England and France trialled a top-secret new Nike shirt, featuring reflective ‘eye triggers’, at the Dubai Sevens this weekend.


Nike officials made a flying visit from Amsterdam to conduct the experiment under floodlights during England’s pool victory over France on Friday.


The shirts, worn for the one game only by a selection of players, were decorated with twelve silver circles across the shoulders and down the back of the arms.


Nike videoed the match and the players involved – including Marcel Garvey and Dominic Shabbo – were quizzed on the bus journey back to the team base, largely on whether the cat’s eyes had helped with their peripheral vision.


Nike officials then reclaimed the jerseys and returned to Holland, refusing to reveal even to the England management the exact purpose of the trial.

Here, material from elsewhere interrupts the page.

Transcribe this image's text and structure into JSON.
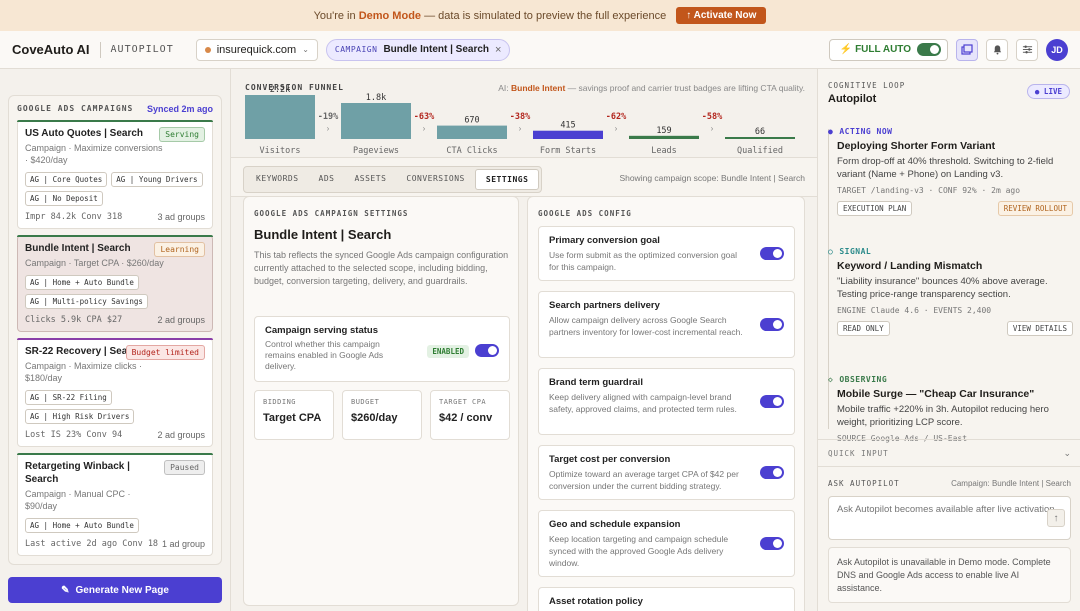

The French players, whose kit is also made by Nike, conducted the same experiment during the game.


An England spokesman said: “It is all a bit of mystery but we are happy to help Nike out – especially if it ends up giving our players an edge when they take the field.


“No-one knows exactly what they were trying to discover from this trial but I think it was something to help the players’ peripheral vision.


“It is probably no co-incidence either that we were asked to wear shirts with eye triggers attached for our game under floodlights.


“When they questioned the squad afterwards, Nike seemed to be interested in how well the discs had caught the players’ eyes.”


One England international competing in a fringe tournament in Dubai doubted whether the reflective discs would be much use at all given they were on the back of the jerseys.


Even if the eye triggers are adopted by Nike, it is thought unlikely they will be developed in time for use during Rugby World Cup 2007.


This weekend’s trial is just the latest in a long line of kit developments tested by Nike.


The sportswear giant was the first to introduce skin-tight jerseys, which England, France and South Africa wore at the 2003 World Cup, following recommendations made by Sir Clive Woodward.


Three months ago the Royal Marines helped Nike test a bizarre all–in–one kit, which looked like a pair of long-johns, in a specially-arranged friendly against Plymouth Albion.